Iran Proposes Next Round of Nuclear Talks Take Place in Cairo

Last three rounds of negotiations failed to achieve a breakthrough; Egypt will consult proposal with world powers, Iran’s FM tells state media.

Iran has proposed Cairo as a venue for restarting talks with the U.S. and other world powers over its controversial nuclear program, the country's foreign minister said Wednesday.

Ali Akbar Salehi's announcement was the latest indication of Tehran's willingness to go back into the negotiations in hopes of wresting concessions from the West over stepped-up sanctions that have crippled the Iranian economy.

Iran has also been trying to reach out to Egypt since the February 2011 fall of Hosni Mubarak, seeking to resume relations with the Arab state and extend its influence in the Middle East.

The Iranian foreign minister said Egypt has welcomed the Tehran offer and is now consulting about it with the six-nation group - the U.S., Russia, China, Britain, France and Germany.

Iran "has suggested that the next meeting be held in Cairo. Egypt has welcomed the proposal," Salehi told reporters after a Cabinet meeting Wednesday.

"Egyptian officials are now consulting with the six-nation group ... a date and a venue have not been finalized yet," Salehi said.

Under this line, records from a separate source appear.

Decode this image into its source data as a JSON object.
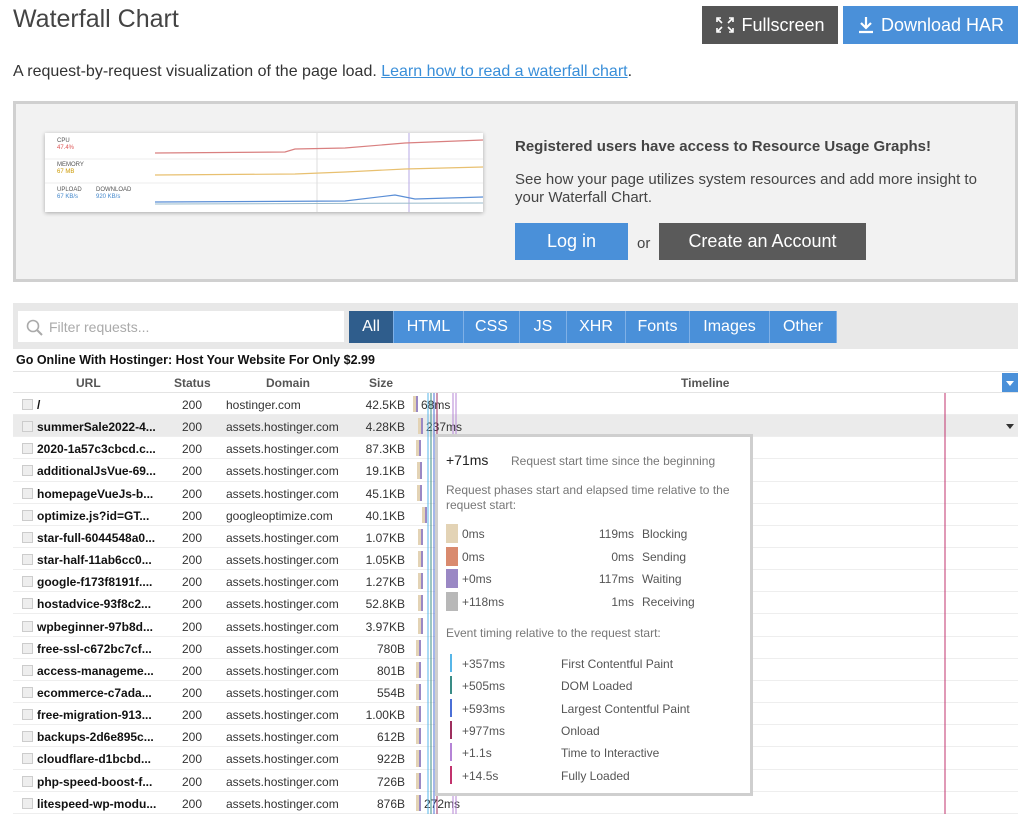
{
  "header": {
    "title": "Waterfall Chart",
    "fullscreen": "Fullscreen",
    "download": "Download HAR"
  },
  "intro": {
    "text": "A request-by-request visualization of the page load.",
    "link": "Learn how to read a waterfall chart",
    "end": "."
  },
  "promo": {
    "graph_labels": {
      "cpu": "CPU",
      "cpu_value": "47.4%",
      "memory": "MEMORY",
      "memory_value": "67 MB",
      "upload": "UPLOAD",
      "upload_value": "67 KB/s",
      "download": "DOWNLOAD",
      "download_value": "920 KB/s"
    },
    "heading": "Registered users have access to Resource Usage Graphs!",
    "text": "See how your page utilizes system resources and add more insight to your Waterfall Chart.",
    "login": "Log in",
    "or": "or",
    "create": "Create an Account"
  },
  "filter": {
    "placeholder": "Filter requests...",
    "tabs": [
      "All",
      "HTML",
      "CSS",
      "JS",
      "XHR",
      "Fonts",
      "Images",
      "Other"
    ]
  },
  "page_title": "Go Online With Hostinger: Host Your Website For Only $2.99",
  "table": {
    "columns": {
      "url": "URL",
      "status": "Status",
      "domain": "Domain",
      "size": "Size",
      "timeline": "Timeline"
    },
    "rows": [
      {
        "url": "/",
        "status": "200",
        "domain": "hostinger.com",
        "size": "42.5KB",
        "time": "68ms"
      },
      {
        "url": "summerSale2022-4...",
        "status": "200",
        "domain": "assets.hostinger.com",
        "size": "4.28KB",
        "time": "237ms"
      },
      {
        "url": "2020-1a57c3cbcd.c...",
        "status": "200",
        "domain": "assets.hostinger.com",
        "size": "87.3KB"
      },
      {
        "url": "additionalJsVue-69...",
        "status": "200",
        "domain": "assets.hostinger.com",
        "size": "19.1KB"
      },
      {
        "url": "homepageVueJs-b...",
        "status": "200",
        "domain": "assets.hostinger.com",
        "size": "45.1KB"
      },
      {
        "url": "optimize.js?id=GT...",
        "status": "200",
        "domain": "googleoptimize.com",
        "size": "40.1KB"
      },
      {
        "url": "star-full-6044548a0...",
        "status": "200",
        "domain": "assets.hostinger.com",
        "size": "1.07KB"
      },
      {
        "url": "star-half-11ab6cc0...",
        "status": "200",
        "domain": "assets.hostinger.com",
        "size": "1.05KB"
      },
      {
        "url": "google-f173f8191f....",
        "status": "200",
        "domain": "assets.hostinger.com",
        "size": "1.27KB"
      },
      {
        "url": "hostadvice-93f8c2...",
        "status": "200",
        "domain": "assets.hostinger.com",
        "size": "52.8KB"
      },
      {
        "url": "wpbeginner-97b8d...",
        "status": "200",
        "domain": "assets.hostinger.com",
        "size": "3.97KB"
      },
      {
        "url": "free-ssl-c672bc7cf...",
        "status": "200",
        "domain": "assets.hostinger.com",
        "size": "780B"
      },
      {
        "url": "access-manageme...",
        "status": "200",
        "domain": "assets.hostinger.com",
        "size": "801B"
      },
      {
        "url": "ecommerce-c7ada...",
        "status": "200",
        "domain": "assets.hostinger.com",
        "size": "554B"
      },
      {
        "url": "free-migration-913...",
        "status": "200",
        "domain": "assets.hostinger.com",
        "size": "1.00KB"
      },
      {
        "url": "backups-2d6e895c...",
        "status": "200",
        "domain": "assets.hostinger.com",
        "size": "612B"
      },
      {
        "url": "cloudflare-d1bcbd...",
        "status": "200",
        "domain": "assets.hostinger.com",
        "size": "922B"
      },
      {
        "url": "php-speed-boost-f...",
        "status": "200",
        "domain": "assets.hostinger.com",
        "size": "726B"
      },
      {
        "url": "litespeed-wp-modu...",
        "status": "200",
        "domain": "assets.hostinger.com",
        "size": "876B",
        "time": "272ms"
      }
    ]
  },
  "tooltip": {
    "start": "+71ms",
    "start_label": "Request start time since the beginning",
    "phases_label": "Request phases start and elapsed time relative to the request start:",
    "phases": [
      {
        "start": "0ms",
        "elapsed": "119ms",
        "name": "Blocking",
        "color": "#e3d3b5"
      },
      {
        "start": "0ms",
        "elapsed": "0ms",
        "name": "Sending",
        "color": "#d98a6e"
      },
      {
        "start": "+0ms",
        "elapsed": "117ms",
        "name": "Waiting",
        "color": "#9a88c4"
      },
      {
        "start": "+118ms",
        "elapsed": "1ms",
        "name": "Receiving",
        "color": "#b8b8b8"
      }
    ],
    "events_label": "Event timing relative to the request start:",
    "events": [
      {
        "time": "+357ms",
        "name": "First Contentful Paint",
        "color": "#57b6e8"
      },
      {
        "time": "+505ms",
        "name": "DOM Loaded",
        "color": "#3a8c86"
      },
      {
        "time": "+593ms",
        "name": "Largest Contentful Paint",
        "color": "#4b6fd6"
      },
      {
        "time": "+977ms",
        "name": "Onload",
        "color": "#9e2f5e"
      },
      {
        "time": "+1.1s",
        "name": "Time to Interactive",
        "color": "#b584d6"
      },
      {
        "time": "+14.5s",
        "name": "Fully Loaded",
        "color": "#c2336d"
      }
    ]
  }
}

Iran's top nuclear negotiator Saeed Jalili and the European Union's foreign policy chief Catherine Ashton and their deputies have been in discussions in recent weeks to restart the talks after the last round ended in stalemate in Moscow last June. Since then, Western sanctions have been pressing hard on the Iranian economy.

The Moscow talks made no headway on the West's main demand - that Iran halt its highest-level uranium enrichment, which Washington and others worry could quickly be turned into nuclear warhead-grade material.

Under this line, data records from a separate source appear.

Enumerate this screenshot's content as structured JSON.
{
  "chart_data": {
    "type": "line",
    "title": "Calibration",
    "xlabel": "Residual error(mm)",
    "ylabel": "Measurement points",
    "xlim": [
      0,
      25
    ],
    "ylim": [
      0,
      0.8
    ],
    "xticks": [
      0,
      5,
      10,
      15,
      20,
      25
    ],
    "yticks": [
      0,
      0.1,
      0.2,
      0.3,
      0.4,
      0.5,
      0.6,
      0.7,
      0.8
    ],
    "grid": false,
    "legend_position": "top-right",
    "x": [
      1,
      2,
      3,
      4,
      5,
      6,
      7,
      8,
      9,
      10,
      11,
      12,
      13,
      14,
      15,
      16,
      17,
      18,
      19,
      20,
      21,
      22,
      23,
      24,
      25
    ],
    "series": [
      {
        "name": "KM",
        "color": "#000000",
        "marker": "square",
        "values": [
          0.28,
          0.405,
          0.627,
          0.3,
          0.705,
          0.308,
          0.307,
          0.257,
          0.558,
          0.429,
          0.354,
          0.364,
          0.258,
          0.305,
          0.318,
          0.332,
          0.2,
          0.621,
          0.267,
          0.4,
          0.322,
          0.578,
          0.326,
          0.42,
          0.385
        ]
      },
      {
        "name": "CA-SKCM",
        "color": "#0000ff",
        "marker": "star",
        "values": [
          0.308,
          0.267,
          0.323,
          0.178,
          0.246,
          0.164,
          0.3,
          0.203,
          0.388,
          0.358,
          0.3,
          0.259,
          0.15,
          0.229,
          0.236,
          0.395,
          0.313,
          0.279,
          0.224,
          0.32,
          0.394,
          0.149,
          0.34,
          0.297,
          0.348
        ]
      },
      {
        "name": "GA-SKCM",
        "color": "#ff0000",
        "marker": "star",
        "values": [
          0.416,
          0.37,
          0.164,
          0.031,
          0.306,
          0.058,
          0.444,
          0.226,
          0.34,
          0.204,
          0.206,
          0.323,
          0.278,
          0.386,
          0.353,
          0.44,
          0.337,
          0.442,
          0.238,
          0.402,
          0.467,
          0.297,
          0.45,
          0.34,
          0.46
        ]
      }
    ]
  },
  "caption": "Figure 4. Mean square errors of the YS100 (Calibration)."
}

Iran insists it does not seek nuclear arms - repeatedly citing a 2005 edict by Supreme Leader Ayatollah Ali Khamenei that called atomic weapons a violation of Islamic tenets - and says it only wants reactors for electricity and medical research.

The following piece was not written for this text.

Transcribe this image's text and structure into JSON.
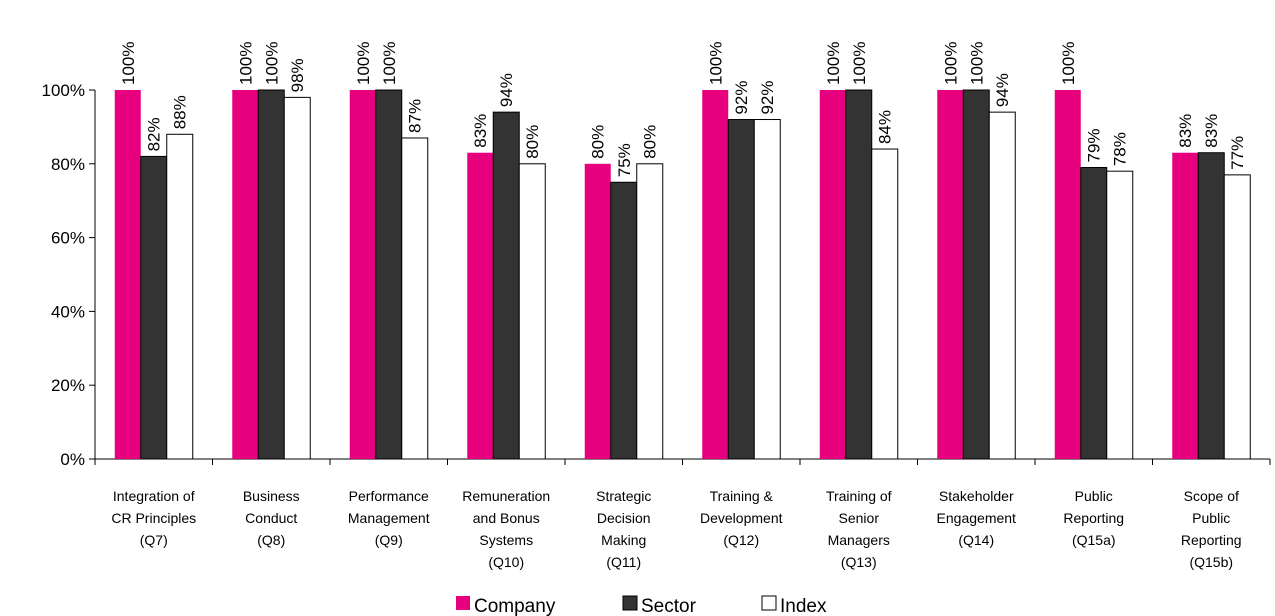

Iran's leaders know the only route to ease the economic pressures - and possibly undercut threats of military action on its nuclear sites by Israel - is through potential deal-making with the six world powers, which include the five permanent UN Security Council members plus Germany.

If the talks restart, it would mark the first negotiations since the West stepped up unilateral sanctions against Tehran last summer, including a total oil embargo and banking restrictions that make it increasingly difficult for Iran's Asian customers to pay for oil deliveries.

Iran depends on oil sales for about 80 percent of its foreign currency revenue. Its income from oil and gas exports has dropped by 45 percent as a result of the sanctions and the West is waiting to see if the measures force Tehran to give concessions at the negotiating table.

The six-nation group wants Iran to halt its 20 percent level of uranium enrichment, close down its underground Fordo enrichment site and ship out its higher-grade stockpile.

Iran says it will never give up its right to enrich uranium but has indicated it may be willing to suspend the 20 percent level enrichment in return for specific concessions from the West, such as lifting the sanctions.

Meanwhile, experts from the UN's nuclear agency visited Tehran earlier this month but left making no headway in a separate probe of suspicions that Iran worked on atomic arms at the site southeast of Tehran. 

Satellite imagery of Iran's Parchin military complex, taken on December 9, 2012.